Question

In a group of 52 people,16 read Taranga but not Sudha and 33 read Taranga. How many read Sudha but not Taranga?
A. 19
B. 20
C. 30
D. 23

Answer 1

Hint: Draw a venn diagram for representing the number of people who are speaking Taranga and Sudha. Use variables to represent the parts of the venn-diagram.
Now, use the given information and form equations in terms of the variables and hence solve them to get the values of variables. Finally calculate the required answer from the Venn-diagram.

Complete step-by-step answer:
Here, we have a group of 52 people in which 16 read Taranga but not Sudha and 33 read Taranga, and we need to determine the number of people who read Sudha but not Taranga.
We can solve this question by drawing a Venn diagram with the relation of people who read Taranga and Sudha.
So, let us have two circles denoting the number of people reading Taranga and Sudha and some people who read both are also shown.

Let, there are x, y, z people lying in the three parts of the above diagram.
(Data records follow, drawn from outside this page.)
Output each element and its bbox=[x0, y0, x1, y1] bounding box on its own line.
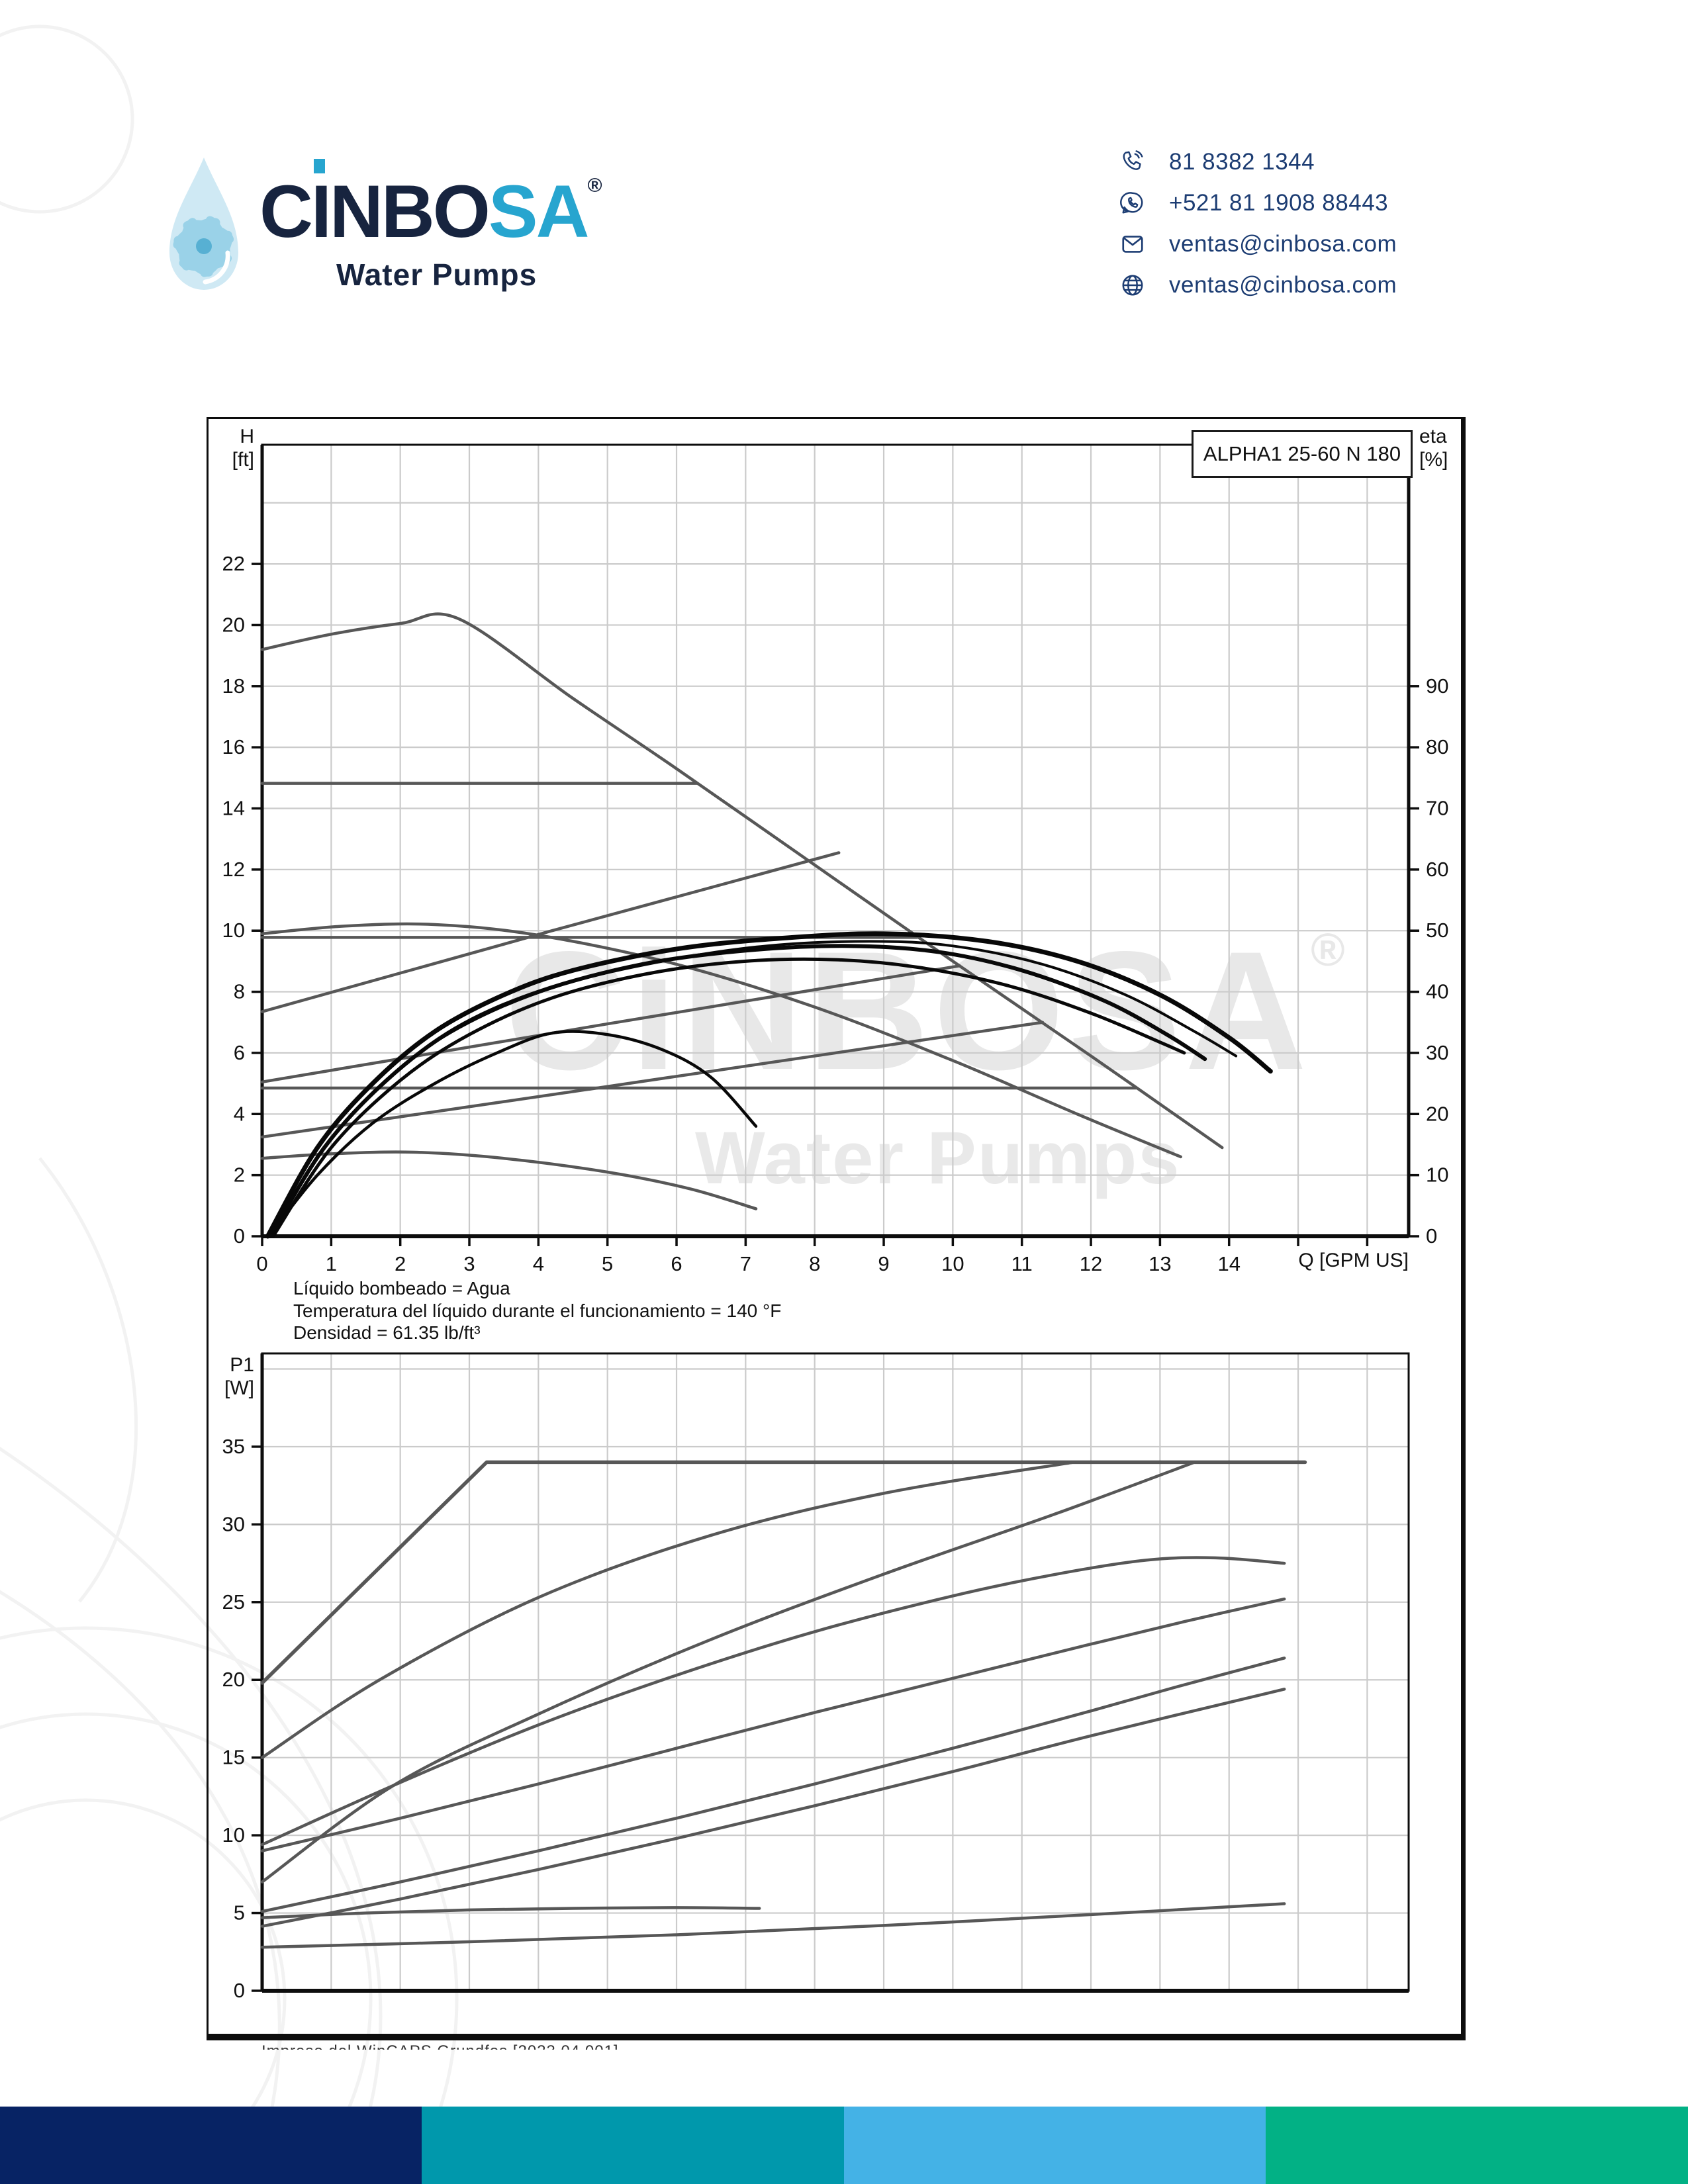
contact-phone-row: 81 8382 1344 bbox=[1120, 149, 1491, 175]
phone-icon bbox=[1123, 150, 1143, 170]
pump-model-title: ALPHA1 25-60 N 180 bbox=[1192, 430, 1413, 478]
contact-block: 81 8382 1344 +521 81 1908 88443 ventas@c… bbox=[1120, 149, 1491, 314]
curve-figure-frame bbox=[207, 417, 1466, 2040]
watermark-brand: CiNBOSA® bbox=[504, 917, 1349, 1105]
email-icon bbox=[1122, 236, 1143, 253]
note-liquid: Líquido bombeado = Agua bbox=[293, 1278, 510, 1298]
phone-number: 81 8382 1344 bbox=[1169, 149, 1315, 175]
whatsapp-icon bbox=[1120, 192, 1143, 214]
brand-letter-i: I bbox=[311, 159, 332, 249]
globe-icon bbox=[1122, 275, 1143, 296]
whatsapp-number: +521 81 1908 88443 bbox=[1169, 190, 1389, 216]
contact-email-row: ventas@cinbosa.com bbox=[1120, 231, 1491, 257]
brand-i-dot bbox=[313, 159, 325, 173]
note-temperature: Temperatura del líquido durante el funci… bbox=[293, 1300, 782, 1321]
note-density: Densidad = 61.35 lb/ft³ bbox=[293, 1322, 481, 1343]
eta-axis-label: eta [%] bbox=[1419, 426, 1448, 471]
footer-bar-teal bbox=[422, 2107, 844, 2184]
company-logo: C INBOSA® Water Pumps bbox=[164, 151, 628, 303]
registered-mark: ® bbox=[587, 175, 602, 197]
footer-bar-navy bbox=[0, 2107, 422, 2184]
brand-letter-c: C bbox=[259, 170, 313, 253]
p1-axis-label: P1 [W] bbox=[224, 1354, 254, 1399]
q-axis-label: Q [GPM US] bbox=[1298, 1250, 1409, 1271]
footer-bar-lightblue bbox=[844, 2107, 1266, 2184]
logo-drop-icon bbox=[169, 158, 238, 290]
email-address: ventas@cinbosa.com bbox=[1169, 231, 1397, 257]
brand-letters-nbo: NBO bbox=[330, 170, 491, 253]
footer-bar-green bbox=[1266, 2107, 1688, 2184]
contact-web-row: ventas@cinbosa.com bbox=[1120, 272, 1491, 298]
contact-whatsapp-row: +521 81 1908 88443 bbox=[1120, 190, 1491, 216]
footer-color-bars bbox=[0, 2107, 1688, 2184]
clipped-caption: Impreso del WinCAPS Grundfos [2023.04.00… bbox=[261, 2042, 990, 2050]
brand-letters-sa: SA bbox=[488, 170, 590, 253]
h-axis-label: H [ft] bbox=[232, 426, 254, 471]
watermark-tagline: Water Pumps bbox=[695, 1116, 1181, 1199]
brand-tagline: Water Pumps bbox=[336, 257, 538, 292]
liquid-notes: Líquido bombeado = Agua Temperatura del … bbox=[293, 1277, 781, 1344]
website-address: ventas@cinbosa.com bbox=[1169, 272, 1397, 298]
brand-wordmark: C INBOSA® bbox=[259, 159, 602, 249]
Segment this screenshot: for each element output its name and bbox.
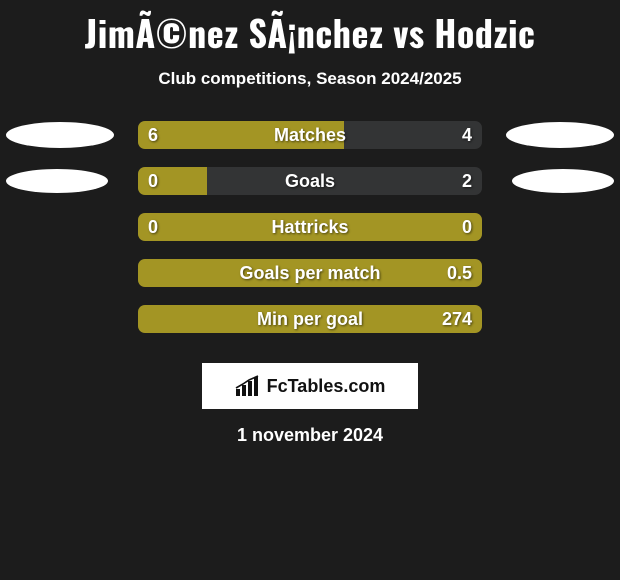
stat-row: 02Goals xyxy=(0,167,620,195)
player-marker-left xyxy=(6,122,114,148)
player-marker-right xyxy=(506,122,614,148)
stat-bar: 274Min per goal xyxy=(138,305,482,333)
stat-bar-left xyxy=(138,305,482,333)
stat-row: 00Hattricks xyxy=(0,213,620,241)
fctables-logo: FcTables.com xyxy=(202,363,418,409)
stat-bar: 64Matches xyxy=(138,121,482,149)
stat-bar-left xyxy=(138,213,482,241)
player-marker-right xyxy=(512,169,614,193)
stat-bar-right xyxy=(207,167,482,195)
stat-bar: 0.5Goals per match xyxy=(138,259,482,287)
stat-bar-right xyxy=(344,121,482,149)
snapshot-date: 1 november 2024 xyxy=(0,425,620,446)
stat-bar-left xyxy=(138,259,482,287)
stat-row: 0.5Goals per match xyxy=(0,259,620,287)
stat-bar: 00Hattricks xyxy=(138,213,482,241)
logo-text: FcTables.com xyxy=(267,376,386,397)
bar-chart-icon xyxy=(235,375,261,397)
page-title: JimÃ©nez SÃ¡nchez vs Hodzic xyxy=(0,6,620,59)
stat-row: 274Min per goal xyxy=(0,305,620,333)
stat-bar-left xyxy=(138,167,207,195)
subtitle: Club competitions, Season 2024/2025 xyxy=(0,69,620,89)
player-marker-left xyxy=(6,169,108,193)
stat-bar: 02Goals xyxy=(138,167,482,195)
stat-row: 64Matches xyxy=(0,121,620,149)
stat-bar-left xyxy=(138,121,344,149)
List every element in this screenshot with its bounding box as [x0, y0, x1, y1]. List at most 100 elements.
So,
X is denoting people who are reading Taranga but not Sudha.
Z is denoting people who are reading Sudha but not Taranga.
Y is denoting people who are reading both Sudha and Taranga.
Now, we have a total number of people as 52. So, 52 people will contain people who read only Sudha, both and Taranga as per the Venn-diagram. So, we get
\[x+y+z=52\] …………………………………………..(i)
Now, it is also given that 16 read Taranga only but not Sudha, so 16 people will lie in Taranga part of the venn diagram. It means the value of x is 16. So, we get
$x=16$ …………………………………………………..(ii)
Now, another condition is that 33 read Taranga. It means 33 people will belong to the whole circle of the Taranga(venn-diagram) which is represented by T in the figure. So, $\left( x+y \right)$ people will read Taranga from the diagram; so, we get
$x+y=33$ ………………………………………………….(iii)
Now, put the value of $\left( x+y \right)$ from equation (iii) to equation (i). So, we get
$33+z=52$
$z=52-33=19$ people
And put the value of x from equation (ii) to equation (iii) to get the value of y. So, we get
\[16+y=33\]
$y=33-16=17$ people
So, we get $x=16,y=17,z=19$
Now, we can draw our venn diagram as

Now, coming to the question, it is asked to find the number of people who read Sudha but not Taranga.
So, we can observe the above venn diagram and get the answer as 19 which is the value of variable z.
Hence, 19 people are there who read Sudha but not Taranga.
So, option (A) is correct.

Note: Another approach for calculating the number of people who read Sudha not Taranga as :-
We know
$n\left( A\cup B \right)=n\left( A \right)+n\left( B \right)-n\left( A\cap B \right)$
Hence, we get
$\Rightarrow n\left( S\cup T \right)=n\left( S \right)+n\left( T \right)-n\left( S\cap T \right)$
$n\left( S \right)\to $ People who read Sudha
$n\left( T \right)\to $ People who read Taranga
$n\left( S\cap T \right)\to $ People who read both
$n\left( S\cup T \right)\to $ Total people involved to read Sudha or Taranga.
Hence, $n\left( S\cup T \right)=52$
$n\left( T \right)=33$
And, we have $n\left( T \right)-n\left( S\cap T \right)=16$ i.e. people who read Taranga not Sudha.
$n\left( S\cap T \right)=33-16=17$
Now, find $n\left( S \right)$ from the above mentioned formula and $n\left( S \right)-n\left( T\cap S \right)$ i.e. people who read Sudha not Taranga. Now, solve it.
Venn diagrams are the most powerful and fundamental approach for these kinds of questions. It makes understanding of questions much better than any other method. And be careful while using the above mentioned method in ‘Note’.